According to a CBC report the other week, “Charles Murray says the five-year-old legislation is rarely used, but it’s taking on new importance in the property-assessment (issue), given that Premier Brian Gallant says he learned key details after they were leaked to the media. ‘I think it’s relevant every day in terms of all kinds of discussions,’ Murray said. ‘But it’s become specifically relevant in this case because the indication from the premier is that even top members of government were unaware of certain facts until someone had stepped forward.’”
In fact, the Public Interest Disclosure Act is straightforward, and its protections are clear. “The purpose of this Act is to facilitate the disclosure and investigation of significant and serious matters in or relating to the public service, that are potentially unlawful, dangerous to the public or injurious to the public interest, and to protect persons who make those disclosures.”
On that last point, the legislation specifically states, “No person shall take a reprisal against an employee or direct that one be taken against an employee because the employee has, in good faith, sought advice about making a disclosure from his or her supervisor, designated officer or chief executive, made a disclosure, or cooperated in an investigation under this Act.”
Regardless of who said what to whom – and who knew what and when they knew it – in the property-assessment fracas, governments have always maintained complicated postures regarding matters involving potentially embarrassing disclosures.
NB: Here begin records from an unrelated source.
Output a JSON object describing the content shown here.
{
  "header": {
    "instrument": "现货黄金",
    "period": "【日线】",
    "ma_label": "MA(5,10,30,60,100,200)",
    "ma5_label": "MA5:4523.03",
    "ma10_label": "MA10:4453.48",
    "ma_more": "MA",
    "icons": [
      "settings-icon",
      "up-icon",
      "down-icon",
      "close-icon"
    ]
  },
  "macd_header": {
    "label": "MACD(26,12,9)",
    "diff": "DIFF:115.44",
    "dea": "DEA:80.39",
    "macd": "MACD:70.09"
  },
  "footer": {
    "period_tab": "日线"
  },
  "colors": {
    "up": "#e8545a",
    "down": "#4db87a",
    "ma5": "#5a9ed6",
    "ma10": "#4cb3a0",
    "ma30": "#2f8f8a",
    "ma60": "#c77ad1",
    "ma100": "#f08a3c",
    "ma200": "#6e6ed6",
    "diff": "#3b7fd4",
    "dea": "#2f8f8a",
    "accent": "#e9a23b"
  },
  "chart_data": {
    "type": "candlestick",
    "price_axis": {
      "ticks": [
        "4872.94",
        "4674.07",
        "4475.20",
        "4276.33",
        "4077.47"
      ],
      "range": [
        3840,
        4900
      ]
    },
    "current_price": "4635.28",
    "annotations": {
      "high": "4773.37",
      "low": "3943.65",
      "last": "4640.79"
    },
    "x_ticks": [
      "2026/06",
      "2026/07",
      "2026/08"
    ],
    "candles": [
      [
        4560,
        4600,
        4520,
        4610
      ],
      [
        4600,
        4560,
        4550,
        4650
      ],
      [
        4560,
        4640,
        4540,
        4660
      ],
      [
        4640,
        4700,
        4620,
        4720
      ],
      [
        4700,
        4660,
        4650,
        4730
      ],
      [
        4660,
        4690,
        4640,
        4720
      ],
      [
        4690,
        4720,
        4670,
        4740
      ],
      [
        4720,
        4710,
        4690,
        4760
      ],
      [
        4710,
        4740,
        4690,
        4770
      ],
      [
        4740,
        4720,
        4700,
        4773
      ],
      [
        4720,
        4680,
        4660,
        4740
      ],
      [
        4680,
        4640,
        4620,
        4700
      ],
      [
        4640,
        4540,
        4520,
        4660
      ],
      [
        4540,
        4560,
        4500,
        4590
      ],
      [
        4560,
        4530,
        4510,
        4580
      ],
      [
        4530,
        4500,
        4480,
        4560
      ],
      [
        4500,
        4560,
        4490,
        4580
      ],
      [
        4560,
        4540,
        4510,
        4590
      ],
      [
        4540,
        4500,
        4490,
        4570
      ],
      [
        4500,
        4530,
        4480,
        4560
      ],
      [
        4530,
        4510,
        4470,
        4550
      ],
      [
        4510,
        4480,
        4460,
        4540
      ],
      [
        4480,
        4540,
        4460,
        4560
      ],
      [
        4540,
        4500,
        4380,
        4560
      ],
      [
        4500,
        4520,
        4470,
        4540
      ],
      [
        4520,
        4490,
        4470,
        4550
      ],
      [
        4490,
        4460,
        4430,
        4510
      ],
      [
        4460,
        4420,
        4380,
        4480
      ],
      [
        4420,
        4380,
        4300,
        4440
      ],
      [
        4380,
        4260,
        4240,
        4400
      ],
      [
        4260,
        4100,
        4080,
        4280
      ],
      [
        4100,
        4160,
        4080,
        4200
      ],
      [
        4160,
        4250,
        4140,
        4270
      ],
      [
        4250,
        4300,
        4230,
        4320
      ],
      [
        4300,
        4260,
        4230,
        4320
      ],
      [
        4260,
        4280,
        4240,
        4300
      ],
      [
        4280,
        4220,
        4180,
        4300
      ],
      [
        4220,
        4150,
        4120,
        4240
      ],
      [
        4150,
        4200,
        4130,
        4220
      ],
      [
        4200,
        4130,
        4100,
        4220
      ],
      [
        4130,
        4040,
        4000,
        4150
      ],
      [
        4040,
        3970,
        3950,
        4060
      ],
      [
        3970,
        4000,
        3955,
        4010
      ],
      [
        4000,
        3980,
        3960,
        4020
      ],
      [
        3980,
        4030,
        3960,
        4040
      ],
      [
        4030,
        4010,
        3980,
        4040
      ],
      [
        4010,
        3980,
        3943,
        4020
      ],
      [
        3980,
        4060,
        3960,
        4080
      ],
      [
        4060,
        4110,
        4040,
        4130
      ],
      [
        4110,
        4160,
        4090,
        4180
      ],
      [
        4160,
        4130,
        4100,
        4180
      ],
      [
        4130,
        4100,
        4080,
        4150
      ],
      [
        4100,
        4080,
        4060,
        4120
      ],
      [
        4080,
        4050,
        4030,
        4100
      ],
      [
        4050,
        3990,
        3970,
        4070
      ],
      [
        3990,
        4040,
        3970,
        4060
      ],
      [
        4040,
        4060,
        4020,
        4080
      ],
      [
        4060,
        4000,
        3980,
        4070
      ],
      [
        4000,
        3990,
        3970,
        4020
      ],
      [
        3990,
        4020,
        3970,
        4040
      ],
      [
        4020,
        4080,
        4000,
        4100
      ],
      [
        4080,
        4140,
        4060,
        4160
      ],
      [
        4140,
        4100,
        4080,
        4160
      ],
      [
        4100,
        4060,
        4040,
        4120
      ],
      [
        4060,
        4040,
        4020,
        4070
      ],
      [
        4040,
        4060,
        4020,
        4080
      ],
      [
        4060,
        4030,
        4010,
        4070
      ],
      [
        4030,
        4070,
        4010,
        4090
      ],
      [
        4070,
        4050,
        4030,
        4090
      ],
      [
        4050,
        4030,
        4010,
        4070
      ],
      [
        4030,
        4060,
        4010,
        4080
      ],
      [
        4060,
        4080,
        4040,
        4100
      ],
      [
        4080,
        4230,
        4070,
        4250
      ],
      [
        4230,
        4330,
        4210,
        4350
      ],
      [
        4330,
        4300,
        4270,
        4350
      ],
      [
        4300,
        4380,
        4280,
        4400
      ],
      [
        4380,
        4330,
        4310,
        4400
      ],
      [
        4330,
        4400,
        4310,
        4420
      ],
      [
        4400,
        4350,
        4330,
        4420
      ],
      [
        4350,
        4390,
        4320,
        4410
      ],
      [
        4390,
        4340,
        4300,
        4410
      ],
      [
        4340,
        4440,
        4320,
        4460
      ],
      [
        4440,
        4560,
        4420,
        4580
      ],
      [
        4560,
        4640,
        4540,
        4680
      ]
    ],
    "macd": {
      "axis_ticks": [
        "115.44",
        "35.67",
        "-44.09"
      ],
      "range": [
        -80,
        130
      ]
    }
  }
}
Even a cursory examination of recent dealings with some of the province’s legislative watchdogs will tell you that.
Take the aforementioned Mr. Murray and his colleague, the province’s child and youth advocate Norman Bosse. Less that two years ago, the Telegraph-Journal carried their joint commentary, which amounted to a stern rebuke of the apparently common practice of staying any and all investigations into potential conflicts of interest by elected members of the Assembly who have, for whichever reasons, ceased to sit as functioning MLAs.
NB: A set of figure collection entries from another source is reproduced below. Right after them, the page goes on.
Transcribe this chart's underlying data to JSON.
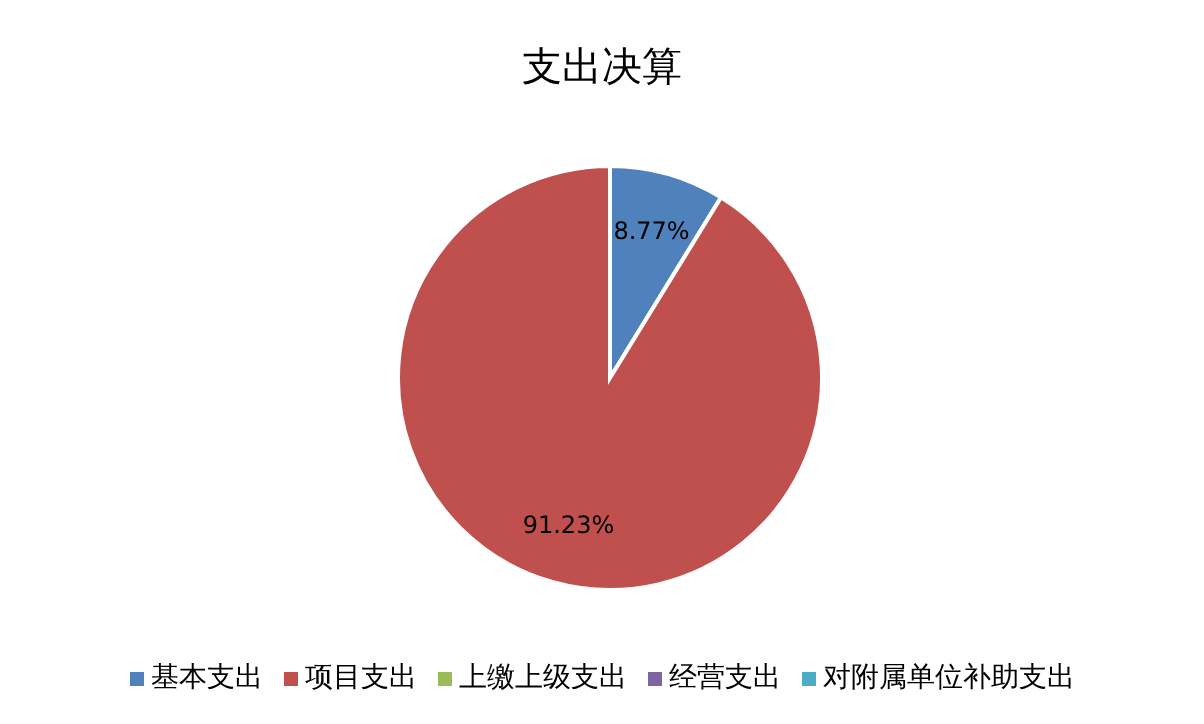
{
  "chart_data": {
    "type": "pie",
    "title": "支出决算",
    "categories": [
      "基本支出",
      "项目支出",
      "上缴上级支出",
      "经营支出",
      "对附属单位补助支出"
    ],
    "values": [
      8.77,
      91.23,
      0,
      0,
      0
    ],
    "value_labels": [
      "8.77%",
      "91.23%",
      null,
      null,
      null
    ],
    "colors": [
      "#4f81bd",
      "#c0504d",
      "#9bbb59",
      "#8064a2",
      "#4bacc6"
    ],
    "legend": "bottom"
  }
}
They noted: “When allegations of misconduct are made against our elected representatives, all New Brunswickers have an interest in the result. If an MLA has been unfairly accused, that Member deserves to be exonerated by a completed process, rather than have their reputation permanently marked by the accusation. Where the Member has erred, they deserve the censure appropriate to their misconduct and all Members can learn from the guidance the investigation provides.”
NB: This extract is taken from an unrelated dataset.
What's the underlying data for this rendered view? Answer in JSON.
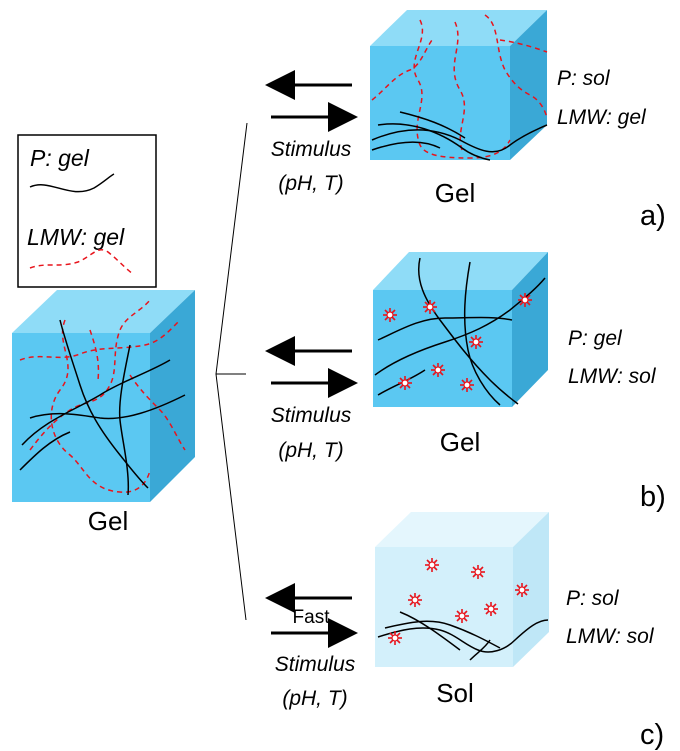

What’s more, they stated, “Requiring investigations to end when a Member resigns or is defeated gives an incentive for trivial complaints and encourages delay and non-co-operation on the part of the investigated – a problem Conflict of Interest Commissioners past and present have noted in their reports.”
All of which prompted Premier Gallant to respond thusly: “I’m not 100 per cent sure exactly why they (Messrs. Murray and Bosse) felt it was their place to make (a) comment. This is the conflict of interest commissioner’s role and we will certainly speak to him to see how we can improve the rules. . .I’m not sure how the child and youth advocate has a role to play when it comes to conflict of interest with politicians.”
Is it any wonder then that whistleblowing within the public service is, at the best of times, rare? That it should become commonplace would be the real surprise.